… continued from Friday’s post …

“When I entered this valley, besides the herd of horses, I found twelve wagons, twenty-four horses, and sixty-three persons — men, women, and children — all for Ogden. The other two teams were for Salt Lake city. It is six o’clock in the evening and time to prepare for the night. Supper comes first, but there is no wood of which to make a fire. I have kerosene oil, but I use it for my lantern and lighting a fire, and have found it very convenient many times for this purpose.

“Of these teams, there are two which have no men with them. They are conducted by two women and eight children, four boys and four girls — ten persons in all. These women are Germans, and they had brought with them the spare wood from last night’s camp, and they were the only ones who had any wood. This wood made tea and coffee for the whole camp.

“After supper, preparations for the night were made. The ground is quite wet. The camp for the night had eleven tents, all arranged in a circle. In the rear of each tent is a wagon, and the horses are made fast to the rear of each. I was invited to come into the circle, but declined, having no tent — preferring to sleep with my cattle. This camp is under good discipline, and has a watchman for each night. This is essential; should anything strange or serious occur in or around the camp it is made known to all.

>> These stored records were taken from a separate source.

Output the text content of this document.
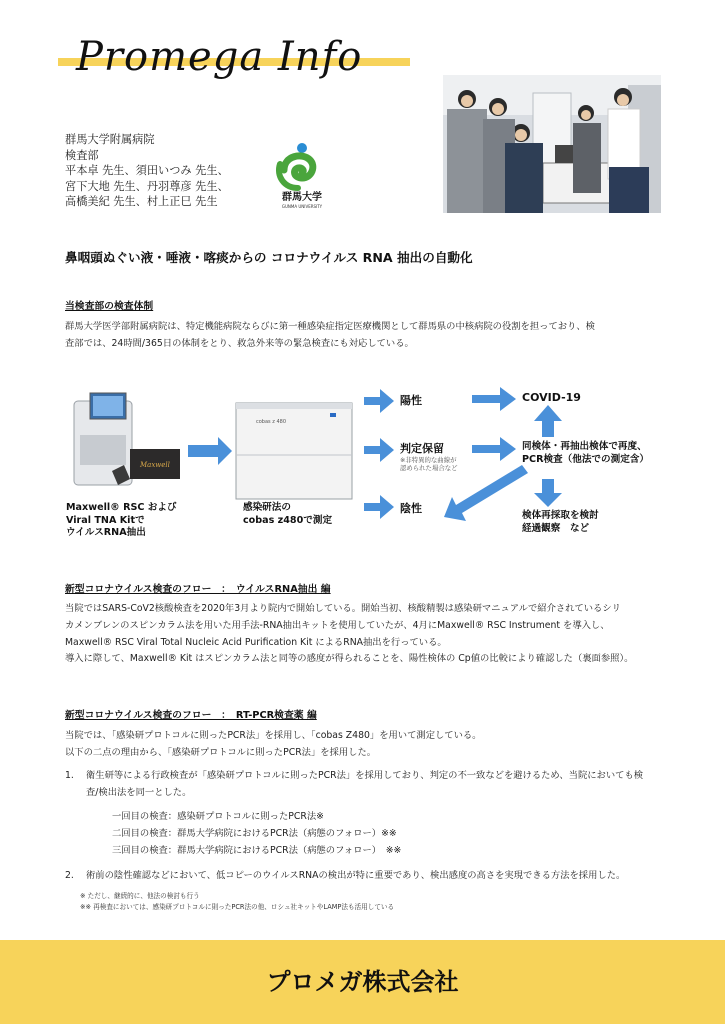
Promega Info
群馬大学附属病院
検査部
平本卓 先生、須田いつみ 先生、
宮下大地 先生、丹羽尊彦 先生、
高橋美紀 先生、村上正巳 先生	群馬大学
GUNMA UNIVERSITY
鼻咽頭ぬぐい液・唾液・喀痰からの コロナウイルス RNA 抽出の自動化
当検査部の検査体制
群馬大学医学部附属病院は、特定機能病院ならびに第一種感染症指定医療機関として群馬県の中核病院の役割を担っており、検
査部では、24時間/365日の体制をとり、救急外来等の緊急検査にも対応している。
Maxwell
cobas z 480
Maxwell® RSC および
Viral TNA Kitで
ウイルスRNA抽出
感染研法の
cobas z480で測定
陽性
判定保留
※非特異的な曲線が
認められた場合など
陰性
COVID-19
同検体・再抽出検体で再度、
PCR検査（他法での測定含）
検体再採取を検討
経過観察　など
新型コロナウイルス検査のフロー　：　ウイルスRNA抽出 編
当院ではSARS-CoV2核酸検査を2020年3月より院内で開始している。開始当初、核酸精製は感染研マニュアルで紹介されているシリ
カメンブレンのスピンカラム法を用いた用手法-RNA抽出キットを使用していたが、4月にMaxwell® RSC Instrument を導入し、
Maxwell® RSC Viral Total Nucleic Acid Purification Kit によるRNA抽出を行っている。
導入に際して、Maxwell® Kit はスピンカラム法と同等の感度が得られることを、陽性検体の Cp値の比較により確認した（裏面参照）。
新型コロナウイルス検査のフロー　：　RT-PCR検査薬 編
当院では、「感染研プロトコルに則ったPCR法」を採用し、「cobas Z480」を用いて測定している。
以下の二点の理由から、「感染研プロトコルに則ったPCR法」を採用した。
1. 衛生研等による行政検査が「感染研プロトコルに則ったPCR法」を採用しており、判定の不一致などを避けるため、当院においても検
査/検出法を同一とした。
一回目の検査：感染研プロトコルに則ったPCR法※
二回目の検査：群馬大学病院におけるPCR法（病態のフォロー）※※
三回目の検査：群馬大学病院におけるPCR法（病態のフォロー）　※※
2. 術前の陰性確認などにおいて、低コピーのウイルスRNAの検出が特に重要であり、検出感度の高さを実現できる方法を採用した。
※ ただし、継続的に、他法の検討も行う
※※ 再検査においては、感染研プロトコルに則ったPCR法の他、ロシュ社キットやLAMP法も活用している
プロメガ株式会社
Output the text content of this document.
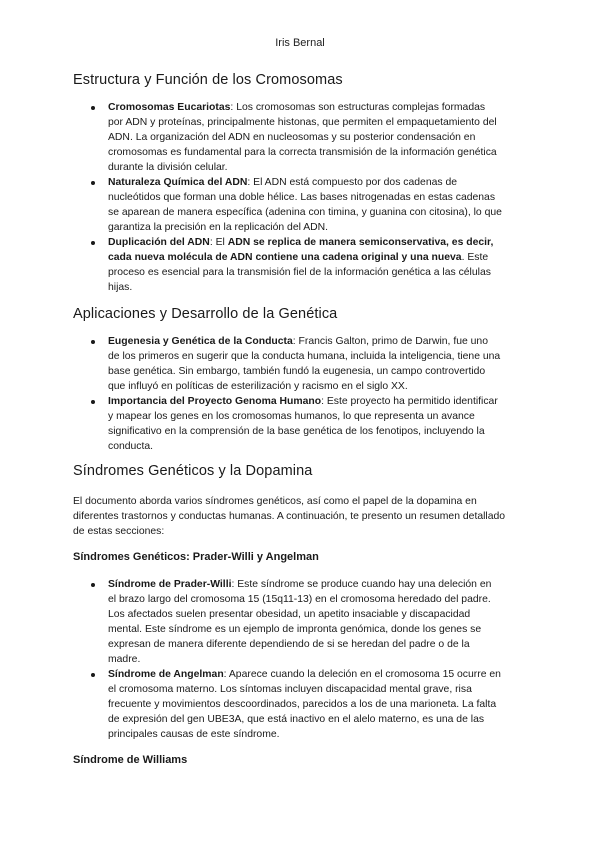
Iris Bernal
Estructura y Función de los Cromosomas
Cromosomas Eucariotas: Los cromosomas son estructuras complejas formadas por ADN y proteínas, principalmente histonas, que permiten el empaquetamiento del ADN. La organización del ADN en nucleosomas y su posterior condensación en cromosomas es fundamental para la correcta transmisión de la información genética durante la división celular.
Naturaleza Química del ADN: El ADN está compuesto por dos cadenas de nucleótidos que forman una doble hélice. Las bases nitrogenadas en estas cadenas se aparean de manera específica (adenina con timina, y guanina con citosina), lo que garantiza la precisión en la replicación del ADN.
Duplicación del ADN: El ADN se replica de manera semiconservativa, es decir, cada nueva molécula de ADN contiene una cadena original y una nueva. Este proceso es esencial para la transmisión fiel de la información genética a las células hijas.
Aplicaciones y Desarrollo de la Genética
Eugenesia y Genética de la Conducta: Francis Galton, primo de Darwin, fue uno de los primeros en sugerir que la conducta humana, incluida la inteligencia, tiene una base genética. Sin embargo, también fundó la eugenesia, un campo controvertido que influyó en políticas de esterilización y racismo en el siglo XX.
Importancia del Proyecto Genoma Humano: Este proyecto ha permitido identificar y mapear los genes en los cromosomas humanos, lo que representa un avance significativo en la comprensión de la base genética de los fenotipos, incluyendo la conducta.
Síndromes Genéticos y la Dopamina

El documento aborda varios síndromes genéticos, así como el papel de la dopamina en diferentes trastornos y conductas humanas. A continuación, te presento un resumen detallado de estas secciones:

Síndromes Genéticos: Prader-Willi y Angelman
Síndrome de Prader-Willi: Este síndrome se produce cuando hay una deleción en el brazo largo del cromosoma 15 (15q11-13) en el cromosoma heredado del padre. Los afectados suelen presentar obesidad, un apetito insaciable y discapacidad mental. Este síndrome es un ejemplo de impronta genómica, donde los genes se expresan de manera diferente dependiendo de si se heredan del padre o de la madre.
Síndrome de Angelman: Aparece cuando la deleción en el cromosoma 15 ocurre en el cromosoma materno. Los síntomas incluyen discapacidad mental grave, risa frecuente y movimientos descoordinados, parecidos a los de una marioneta. La falta de expresión del gen UBE3A, que está inactivo en el alelo materno, es una de las principales causas de este síndrome.
Síndrome de Williams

“Having the camp arranged for the night and while sitting around, one of the company said, ‘Stranger from California, we would like to hear from you, about your travels. We are going to Oregon, now give us a route thereto.’ ‘Captain, what part of Oregon do you intend to settle in?’ ‘We intend to settle on lands that have been cultivated to some extent, say in the vicinity of Portland,’ said the captain. ‘Portland is about one hundred and twenty-five miles from the Pacific Ocean. Now, I would go from here to Green River city, following the Union Pacific Railroad to Ogden, by way of Evanston. At Ogden take the Central Pacific Railroad to Corinne, Kelton, Terrace, Wells, Elko, Carlin. About five miles beyond Carlin, take the old Emigrant trail to Beowawe; there you are on the railroad again. Then to Battle Mountain, Golconda, Winnemucca, Humboldt, Wadsworth, Reno. Then take the Virginia city and Marysville turnpike to Webber’s Lake, Jackson’s Ranche, Graniteville, Nevada city, Grass Valley to Marysville. There you should take the California and Oregon road to Oregon.”

(I sure hope someone in the wagon train was copying down those directions!)